CRISPR-associated Plasmonic Colorimeter Method (Ca-PCM): A real-time RGB detection system for gold nanoparticles-based nucleic acid biosensors.

Background: The detection of genetic sequences represents the gold standard procedure for species discrimination, genetic characterisation of tumours, and identification of pathogens. The development of new molecular detection methods, accessible and cost effective, is of great relevance. Biosensors based on plasmonic nanoparticles, such as gold nanoparticles (AuNPs), provide a powerful and versatile platform for highly sensitive, economic, user-friendly and label-free sensing. However, the readout techniques typically employed with such sensors lack temporal and kinetic information, which hampers the ability to perform quantitative detection.

Results: In this study, a novel methodology designated the 'CRISPR-associated Plasmonic Colorimeter Method' (Ca-PCM), has been developed. This method combines RNA target recognition by CRISPR LwaCas13a, AuNPs' aggregation, and real-time colorimetric Red-Green-Blue (RGB) analysis. The system registers the AuNP's plasmonic signatures in real-time using a RGB colour sensor with 3-channel silicon photodiodes having blue, green and red sensitivities. The acquired signals are automatically analysed by an algorithm designed to distinguish between positive and negative samples and to correlate the temporal spectral patterns of aggregation with dose-dependent molecular detection of the RNA target. In addition, the combination of Ca-PCM with a previous isothermal amplification allows the target efficient detection in real clinical applications.

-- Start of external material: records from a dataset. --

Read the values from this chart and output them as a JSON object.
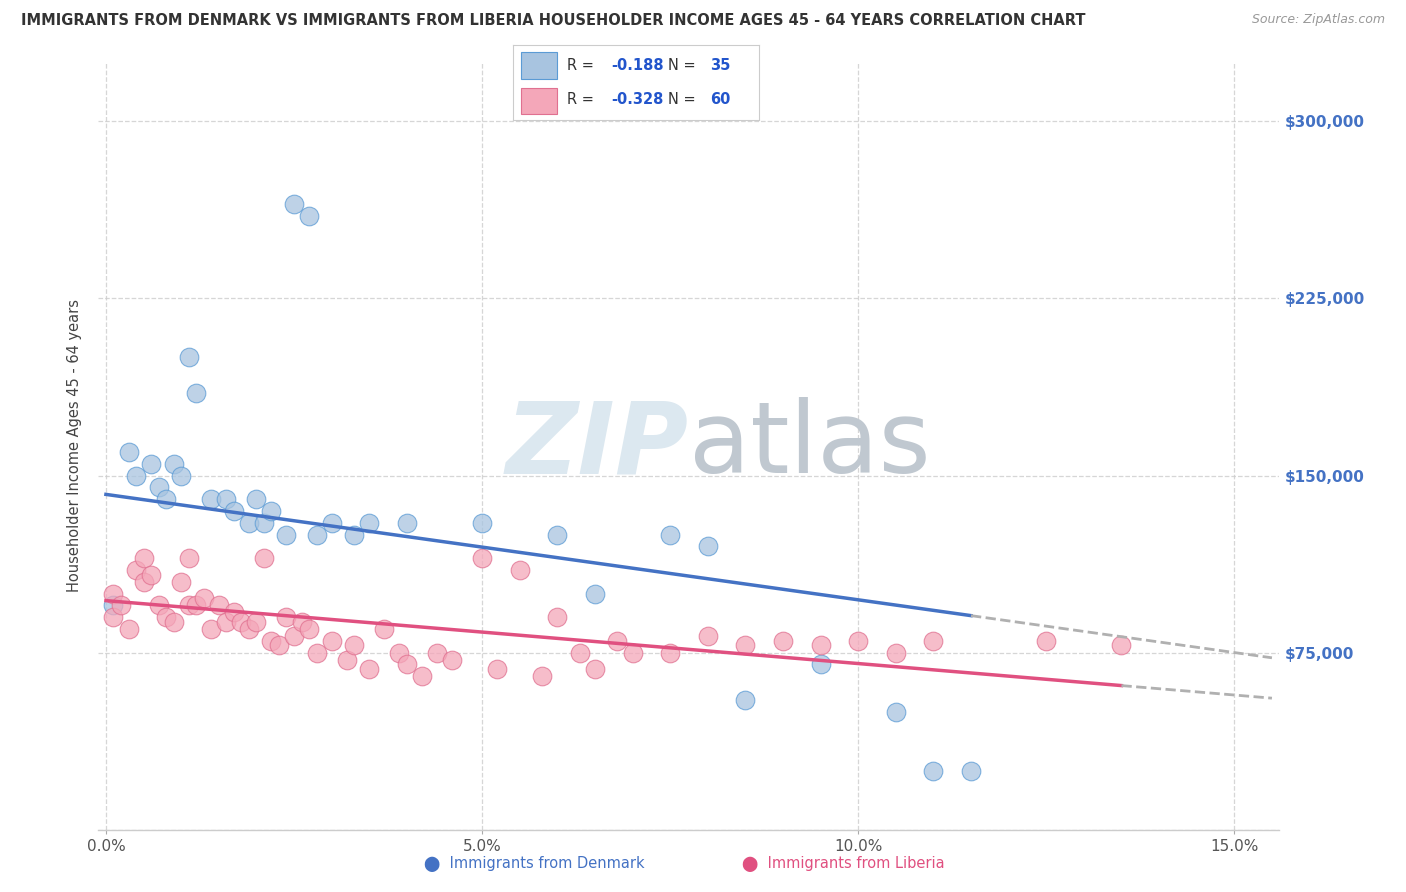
{
  "title": "IMMIGRANTS FROM DENMARK VS IMMIGRANTS FROM LIBERIA HOUSEHOLDER INCOME AGES 45 - 64 YEARS CORRELATION CHART",
  "source": "Source: ZipAtlas.com",
  "ylabel": "Householder Income Ages 45 - 64 years",
  "xlabel_ticks": [
    "0.0%",
    "5.0%",
    "10.0%",
    "15.0%"
  ],
  "xlabel_tick_vals": [
    0.0,
    0.05,
    0.1,
    0.15
  ],
  "ylim": [
    0,
    325000
  ],
  "xlim": [
    -0.001,
    0.156
  ],
  "ytick_vals": [
    0,
    75000,
    150000,
    225000,
    300000
  ],
  "denmark_R": -0.188,
  "denmark_N": 35,
  "liberia_R": -0.328,
  "liberia_N": 60,
  "denmark_color": "#a8c4e0",
  "denmark_edge_color": "#5b9bd5",
  "denmark_line_color": "#4472c4",
  "liberia_color": "#f4a7b9",
  "liberia_edge_color": "#e07090",
  "liberia_line_color": "#e05080",
  "background_color": "#ffffff",
  "grid_color": "#cccccc",
  "watermark_color": "#dce8f0",
  "right_tick_color": "#4472c4",
  "denmark_scatter_x": [
    0.001,
    0.003,
    0.004,
    0.006,
    0.007,
    0.008,
    0.009,
    0.01,
    0.011,
    0.012,
    0.014,
    0.016,
    0.017,
    0.019,
    0.02,
    0.021,
    0.022,
    0.024,
    0.025,
    0.027,
    0.028,
    0.03,
    0.033,
    0.035,
    0.04,
    0.05,
    0.06,
    0.065,
    0.075,
    0.08,
    0.085,
    0.095,
    0.105,
    0.11,
    0.115
  ],
  "denmark_scatter_y": [
    95000,
    160000,
    150000,
    155000,
    145000,
    140000,
    155000,
    150000,
    200000,
    185000,
    140000,
    140000,
    135000,
    130000,
    140000,
    130000,
    135000,
    125000,
    265000,
    260000,
    125000,
    130000,
    125000,
    130000,
    130000,
    130000,
    125000,
    100000,
    125000,
    120000,
    55000,
    70000,
    50000,
    25000,
    25000
  ],
  "liberia_scatter_x": [
    0.001,
    0.001,
    0.002,
    0.003,
    0.004,
    0.005,
    0.005,
    0.006,
    0.007,
    0.008,
    0.009,
    0.01,
    0.011,
    0.011,
    0.012,
    0.013,
    0.014,
    0.015,
    0.016,
    0.017,
    0.018,
    0.019,
    0.02,
    0.021,
    0.022,
    0.023,
    0.024,
    0.025,
    0.026,
    0.027,
    0.028,
    0.03,
    0.032,
    0.033,
    0.035,
    0.037,
    0.039,
    0.04,
    0.042,
    0.044,
    0.046,
    0.05,
    0.052,
    0.055,
    0.058,
    0.06,
    0.063,
    0.065,
    0.068,
    0.07,
    0.075,
    0.08,
    0.085,
    0.09,
    0.095,
    0.1,
    0.105,
    0.11,
    0.125,
    0.135
  ],
  "liberia_scatter_y": [
    100000,
    90000,
    95000,
    85000,
    110000,
    105000,
    115000,
    108000,
    95000,
    90000,
    88000,
    105000,
    95000,
    115000,
    95000,
    98000,
    85000,
    95000,
    88000,
    92000,
    88000,
    85000,
    88000,
    115000,
    80000,
    78000,
    90000,
    82000,
    88000,
    85000,
    75000,
    80000,
    72000,
    78000,
    68000,
    85000,
    75000,
    70000,
    65000,
    75000,
    72000,
    115000,
    68000,
    110000,
    65000,
    90000,
    75000,
    68000,
    80000,
    75000,
    75000,
    82000,
    78000,
    80000,
    78000,
    80000,
    75000,
    80000,
    80000,
    78000
  ]
}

Significance: We have shown that the combination of RGB analysis and continuous temporal measurements is a novel and promising method to characterise the behaviour of gold nanoparticle-based biosensors and to achieve dose-dependent target detection. In addition, the simplicity and cost-effectiveness of this new approach expand the possibilities of other plasmonic-based biosensors and their applicability in low-resources clinical environments.